The analytical approach in these essays takes the bird’s eye view. For instance, although her intuiting of O’Hara’s work is especially beautiful (“This is, rather, an art in which the eternal has ceased to exist except as an analogue for human memory”), it seems a missed opportunity that Glück does not apply her close reading skills on an individual poem by Ashbery. Instead, she adopts the shorthand method of paraphrase, gloss, and allusion: “If Ashbery seems to be for so many readers the poet of our time, it may be … because (unlike Eliot, who aspired to be annexed by the sublime), he is willing to disappear … to exist in particles, piecemeal,” to make a voice of “consciousness woven through the densely incomprehensible.” It seems fair to say that the audience for these essays will probably know Ashbery’s work well enough to follow the argument, but a close reading would perhaps have helped readers understand in which ways thought can be seen as fraudulent. It remains true, however, that her insights into gestures of incompleteness and her experience as a long-time reader make the essay worth dwelling on: “Too often the gesture [of non sequitur] becomes, like swimmers underwater, a breathing trick: the idea behind it never develops.” The essays brim with such surprising comparisons that reanimate core tactics of literature.
The feeling of an outsider looking toward a center persists in these essays—one sees better from the margins, after all.
Although the book does reiterate some of her ideas from her first collection of essays, it does contain points of development in her thinking about literature and the world. Specifically, it offers an explicit political intervention about race, opening with an essay about whiteness and myth-making and American-ness—it is her way of speaking directly to the tenor of this particular historical moment.
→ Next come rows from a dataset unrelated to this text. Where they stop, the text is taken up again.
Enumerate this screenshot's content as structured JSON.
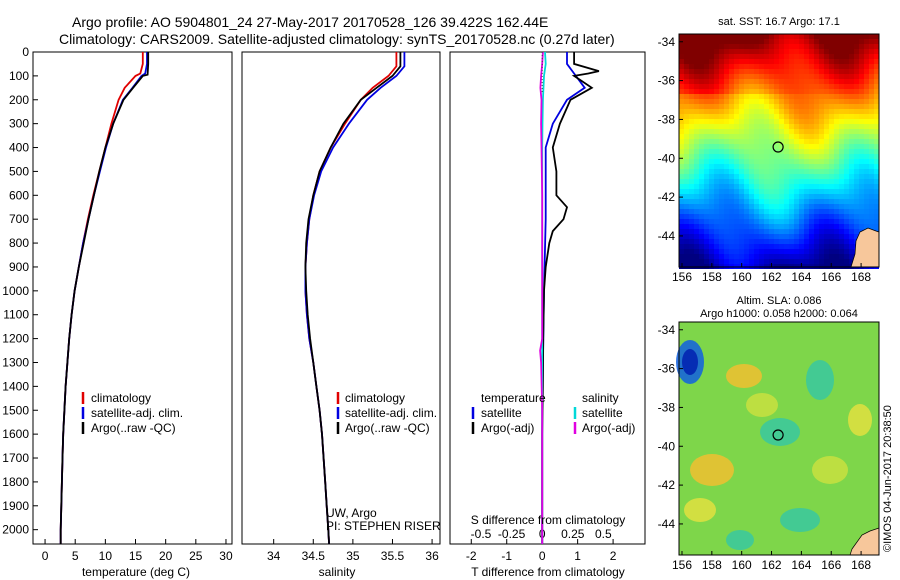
{
  "header": {
    "line1": "Argo profile: AO 5904801_24 27-May-2017 20170528_126 39.422S 162.44E",
    "line2": "Climatology: CARS2009. Satellite-adjusted climatology: synTS_20170528.nc (0.27d later)"
  },
  "colors": {
    "climatology": "#e00000",
    "satellite": "#0000e0",
    "argo": "#000000",
    "satellite_s": "#00d8d8",
    "argo_s": "#e000e0"
  },
  "credit": {
    "line1": "UW, Argo",
    "line2": "PI: STEPHEN RISER"
  },
  "footer_vertical": "©IMOS 04-Jun-2017 20:38:50",
  "map_titles": {
    "sst": "sat. SST: 16.7 Argo: 17.1",
    "sla_line1": "Altim. SLA: 0.086",
    "sla_line2": "Argo h1000: 0.058 h2000: 0.064"
  },
  "chart_data": [
    {
      "type": "line",
      "xlabel": "temperature (deg C)",
      "xlim": [
        -2,
        31
      ],
      "ylim": [
        0,
        2060
      ],
      "x_ticks": [
        "0",
        "5",
        "10",
        "15",
        "20",
        "25",
        "30"
      ],
      "y_ticks": [
        "0",
        "100",
        "200",
        "300",
        "400",
        "500",
        "600",
        "700",
        "800",
        "900",
        "1000",
        "1100",
        "1200",
        "1300",
        "1400",
        "1500",
        "1600",
        "1700",
        "1800",
        "1900",
        "2000"
      ],
      "legend": [
        "climatology",
        "satellite-adj. clim.",
        "Argo(..raw -QC)"
      ],
      "series": [
        {
          "name": "climatology",
          "color": "climatology",
          "depth": [
            0,
            50,
            90,
            100,
            150,
            200,
            300,
            400,
            500,
            600,
            700,
            800,
            900,
            1000,
            1100,
            1200,
            1300,
            1400,
            1500,
            1600,
            1700,
            1800,
            1900,
            2000,
            2060
          ],
          "values": [
            16.2,
            16.2,
            15.8,
            15.0,
            13.2,
            12.2,
            11.0,
            10.0,
            9.0,
            8.0,
            7.1,
            6.3,
            5.6,
            4.9,
            4.4,
            4.0,
            3.7,
            3.4,
            3.2,
            3.0,
            2.9,
            2.8,
            2.7,
            2.6,
            2.6
          ]
        },
        {
          "name": "satellite-adj. clim.",
          "color": "satellite",
          "depth": [
            0,
            50,
            90,
            100,
            150,
            200,
            300,
            400,
            500,
            600,
            700,
            800,
            900,
            1000,
            1100,
            1200,
            1300,
            1400,
            1500,
            1600,
            1700,
            1800,
            1900,
            2000,
            2060
          ],
          "values": [
            16.9,
            16.9,
            16.6,
            16.0,
            14.5,
            12.9,
            11.3,
            10.1,
            9.1,
            8.1,
            7.2,
            6.3,
            5.6,
            4.9,
            4.4,
            4.0,
            3.7,
            3.4,
            3.2,
            3.0,
            2.9,
            2.8,
            2.7,
            2.6,
            2.6
          ]
        },
        {
          "name": "Argo(..raw -QC)",
          "color": "argo",
          "depth": [
            0,
            50,
            95,
            100,
            150,
            200,
            300,
            400,
            500,
            600,
            700,
            800,
            900,
            1000,
            1100,
            1200,
            1300,
            1400,
            1500,
            1600,
            1700,
            1800,
            1900,
            2000,
            2060
          ],
          "values": [
            17.1,
            17.1,
            17.0,
            16.2,
            14.6,
            13.0,
            11.3,
            10.0,
            9.0,
            8.1,
            7.2,
            6.4,
            5.6,
            4.9,
            4.4,
            4.0,
            3.7,
            3.4,
            3.2,
            3.0,
            2.9,
            2.8,
            2.7,
            2.6,
            2.6
          ]
        }
      ]
    },
    {
      "type": "line",
      "xlabel": "salinity",
      "xlim": [
        33.6,
        36.1
      ],
      "ylim": [
        0,
        2060
      ],
      "x_ticks": [
        "34",
        "34.5",
        "35",
        "35.5",
        "36"
      ],
      "legend": [
        "climatology",
        "satellite-adj. clim.",
        "Argo(..raw -QC)"
      ],
      "series": [
        {
          "name": "climatology",
          "color": "climatology",
          "depth": [
            0,
            60,
            100,
            150,
            200,
            300,
            400,
            500,
            600,
            700,
            800,
            900,
            1000,
            1100,
            1200,
            1300,
            1400,
            1500,
            1600,
            1700,
            1800,
            1900,
            2000,
            2060
          ],
          "values": [
            35.55,
            35.55,
            35.45,
            35.25,
            35.1,
            34.9,
            34.72,
            34.58,
            34.5,
            34.45,
            34.42,
            34.4,
            34.4,
            34.42,
            34.45,
            34.5,
            34.54,
            34.58,
            34.61,
            34.63,
            34.65,
            34.67,
            34.69,
            34.7
          ]
        },
        {
          "name": "satellite-adj. clim.",
          "color": "satellite",
          "depth": [
            0,
            60,
            100,
            150,
            200,
            300,
            400,
            500,
            600,
            700,
            800,
            900,
            1000,
            1100,
            1200,
            1300,
            1400,
            1500,
            1600,
            1700,
            1800,
            1900,
            2000,
            2060
          ],
          "values": [
            35.65,
            35.65,
            35.55,
            35.35,
            35.18,
            34.95,
            34.75,
            34.6,
            34.51,
            34.45,
            34.42,
            34.4,
            34.4,
            34.42,
            34.45,
            34.5,
            34.54,
            34.58,
            34.61,
            34.63,
            34.65,
            34.67,
            34.69,
            34.7
          ]
        },
        {
          "name": "Argo(..raw -QC)",
          "color": "argo",
          "depth": [
            0,
            60,
            100,
            150,
            200,
            300,
            400,
            500,
            600,
            700,
            800,
            900,
            1000,
            1100,
            1200,
            1300,
            1400,
            1500,
            1600,
            1700,
            1800,
            1900,
            2000,
            2060
          ],
          "values": [
            35.6,
            35.6,
            35.5,
            35.3,
            35.1,
            34.88,
            34.72,
            34.58,
            34.5,
            34.44,
            34.41,
            34.4,
            34.41,
            34.43,
            34.46,
            34.5,
            34.54,
            34.58,
            34.61,
            34.63,
            34.65,
            34.67,
            34.69,
            34.7
          ]
        }
      ]
    },
    {
      "type": "line",
      "xlabel_t": "T difference from climatology",
      "xlabel_s": "S difference from climatology",
      "xlim": [
        -2.6,
        2.9
      ],
      "ylim": [
        0,
        2060
      ],
      "x_ticks": [
        "-2",
        "-1",
        "0",
        "1",
        "2"
      ],
      "s_ticks": [
        "-0.5",
        "-0.25",
        "0",
        "0.25",
        "0.5"
      ],
      "legend_t_head": "temperature",
      "legend_s_head": "salinity",
      "legend_t": [
        "satellite",
        "Argo(-adj)"
      ],
      "legend_s": [
        "satellite",
        "Argo(-adj)"
      ],
      "series": [
        {
          "name": "satellite",
          "color": "satellite",
          "depth": [
            0,
            50,
            90,
            150,
            200,
            300,
            400,
            500,
            700,
            1000,
            1500,
            2000,
            2060
          ],
          "values": [
            0.7,
            0.7,
            0.9,
            1.2,
            0.7,
            0.3,
            0.1,
            0.1,
            0.1,
            0.05,
            0.0,
            0.0,
            0.0
          ]
        },
        {
          "name": "Argo(-adj)",
          "color": "argo",
          "depth": [
            0,
            50,
            80,
            90,
            100,
            150,
            200,
            300,
            400,
            500,
            600,
            650,
            700,
            750,
            800,
            900,
            1000,
            1200,
            1400,
            1600,
            1800,
            2000,
            2060
          ],
          "values": [
            0.9,
            0.9,
            1.6,
            1.3,
            0.9,
            1.4,
            0.8,
            0.5,
            0.3,
            0.4,
            0.4,
            0.7,
            0.6,
            0.3,
            0.2,
            0.1,
            0.05,
            0.03,
            0.02,
            0.0,
            0.0,
            0.0,
            0.0
          ]
        },
        {
          "name": "satellite",
          "color": "satellite_s",
          "depth": [
            0,
            50,
            100,
            200,
            300,
            400,
            600,
            800,
            1000,
            1200,
            1500,
            2000,
            2060
          ],
          "values": [
            0.08,
            0.1,
            0.05,
            0.02,
            0.01,
            0.0,
            0.0,
            0.0,
            0.0,
            0.0,
            0.0,
            0.0,
            0.0
          ]
        },
        {
          "name": "Argo(-adj)",
          "color": "argo_s",
          "depth": [
            0,
            50,
            100,
            150,
            200,
            300,
            400,
            600,
            800,
            1000,
            1200,
            1250,
            1300,
            1500,
            1800,
            2000,
            2060
          ],
          "values": [
            0.02,
            0.0,
            -0.03,
            -0.05,
            -0.02,
            -0.03,
            -0.02,
            0.0,
            0.0,
            0.0,
            0.0,
            -0.06,
            -0.03,
            0.0,
            0.0,
            0.0,
            0.0
          ]
        }
      ]
    }
  ],
  "maps": {
    "x_ticks": [
      "156",
      "158",
      "160",
      "162",
      "164",
      "166",
      "168"
    ],
    "y_ticks": [
      "-34",
      "-36",
      "-38",
      "-40",
      "-42",
      "-44"
    ],
    "xlim": [
      155.8,
      169.2
    ],
    "ylim": [
      -45.6,
      -33.6
    ],
    "marker": {
      "lon": 162.44,
      "lat": -39.42
    }
  }
}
Noting the “vigor” and “self-creation” of American mythos, Glück points the way these values depend on “a society or audience coherent enough to recognize and reward the new,” which creates in turn “a fantasy or projection of common values. How this occurs, and with what restrictions, accounts for the peculiar attributes of what Americans call originality, their terms of highest praise.” This projection of common values, as she puts it, is a striking insight into the mechanism by which a public understands itself to be continuous or fragmented. The feeling of an outsider looking toward a center persists in these essays—one sees better from the margins, after all.
The book also has some powerful and poignant essays that reveal even more of this outsider feeling. In “On Revenge,” Glück’s sense of humor is inseparable from her sharpness: “When I was a child,” the essay opens, “I was enormously sensitive to slights; my definition of slights was as broad as my sensitivity was deep. I trust my memory on this point because the child I describe corresponds so exactly to the evolved adult.” The essay—which will be amusing and revealing for all fans of the author—describes how Glück depended, for a long time until recently, it would seem, on visions of revenge to create the energy and vision of artistic triumph. “[M]y fantasies required that my adversaries remain immutable, stable, frozen in my infinite future; the person soon to be devastated by my virtuosity and spiritual depth must be identical to the person who held an object about to be thrown at me.” Now that she’s older, she says, “my rivals and judges, like my friends and colleagues, have all been chastened and battered by time. Pity and fellow feeling have weakened vengefulness.” The essay ends sadly—with the poet unsure of how to fuel her art now that the revenge-driven visions of achievement and self-worth have leveled off. In a bold collection of intellectual interventions, it sounds a genuine note. It brings the blood back to the ink.